Eine Küche, zwei Badezimmer und drei Toiletten

"Wir haben unsere beiden Pfarrhäuser der Stadt Herzogenrath zur Unterbringung von Flüchtlingen angeboten, um ein Zeichen der Solidarität zu setzen", sagt Pfarrer Frank Ungerathen. "Jeder Mensch ist ein Gottesgeschenk und für uns als Mensch ein Gewinn. Das ist die Haltung, die wir damit vermitteln wollen." Seit dieser Woche ist das erste Pfarrhaus voll belegt, im zweiten müssen noch Umbauarbeiten abgeschlossen werden. Alle Bewohner haben bisher in städtischen Unterkünften in Herzogenrath gewohnt. Im Pfarrhaus haben sie pro Person elf bis zwölf Quadrameter Platz, so wie in den Häusern der Stadt auch. Im Pfarrhaus müssen sich alle eine Küche, zwei Badezimmer und drei Toiletten teilen. Doch es gibt dort ein gutes Wohnumfeld, eine gute Infrastruktur und die Nähe zur Kirchengemeinde erleichtert persönliche Kontakte. "Sie haben uns mehr gegeben als nur ein Haus", sagt Familienvater Ali auf Englisch, "Sie haben uns auch Ihr Engagement gegeben und Gemeinschaft. Das ist für uns ganz wichtig."
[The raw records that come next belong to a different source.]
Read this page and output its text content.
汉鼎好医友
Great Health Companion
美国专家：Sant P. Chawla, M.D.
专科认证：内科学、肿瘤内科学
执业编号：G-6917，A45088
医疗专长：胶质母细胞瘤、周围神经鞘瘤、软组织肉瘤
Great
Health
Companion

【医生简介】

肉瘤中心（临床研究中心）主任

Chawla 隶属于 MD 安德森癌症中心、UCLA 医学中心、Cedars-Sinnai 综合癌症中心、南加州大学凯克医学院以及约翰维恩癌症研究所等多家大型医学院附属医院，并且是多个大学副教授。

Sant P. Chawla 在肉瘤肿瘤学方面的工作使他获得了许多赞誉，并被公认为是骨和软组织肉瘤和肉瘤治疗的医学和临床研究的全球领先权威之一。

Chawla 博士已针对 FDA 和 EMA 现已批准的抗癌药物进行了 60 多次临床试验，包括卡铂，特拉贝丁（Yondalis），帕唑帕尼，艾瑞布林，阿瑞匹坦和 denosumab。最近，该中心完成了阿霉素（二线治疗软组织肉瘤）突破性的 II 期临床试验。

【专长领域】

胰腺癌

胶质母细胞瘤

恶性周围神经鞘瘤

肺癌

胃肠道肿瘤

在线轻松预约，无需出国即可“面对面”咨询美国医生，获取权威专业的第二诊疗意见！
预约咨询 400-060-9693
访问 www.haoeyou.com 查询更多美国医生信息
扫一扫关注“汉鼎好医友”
Liste nennt noch benötigte Gegenstände

Die Belegung des Hauses betreute maßgeblich auch Judith Kuntz von der Flüchtlingsberatung Herzogenrath, die von der Kirchengemeinde getragen wird. "Im November gab es in Herzogenrath rund 220 Asylbewerber, inzwischen sind es etwa 240 bis 250", weiß sie. "Dazu kommen noch 100 Personen, deren Asylverfahren abgeschlossen ist, die aber noch betreut werden." Alle benötigten Möbel für das Haus hat das Sozialamt der Stadt gestellt, jedoch werden auch jetzt noch bestimmte Gegenstände gebraucht. Nach der Ankündigung im Gemeindebrief, dass ins Pfarrhaus Flüchtlinge einziehen werden, habe es eine große Anfragewelle von Gemeindegliedern gegeben, welche Gegenstände oder Kleidung gebraucht würden. Weil gar nicht alle Sachspenden bei der Gemeinde gelagert werden könnten, wird nun eine Liste erstellt, die alle benötigten Dinge aufzählt. "Fernsehgeräte brauchen wir noch, das kann ich schon mal sicher sagen", meint Judith Kunz. Wer daran interessiert ist, andere Dinge zu spenden, kann die Liste anfordern unter: <link>Fluechtlingshilfe.Herzogenrath@gmx.de .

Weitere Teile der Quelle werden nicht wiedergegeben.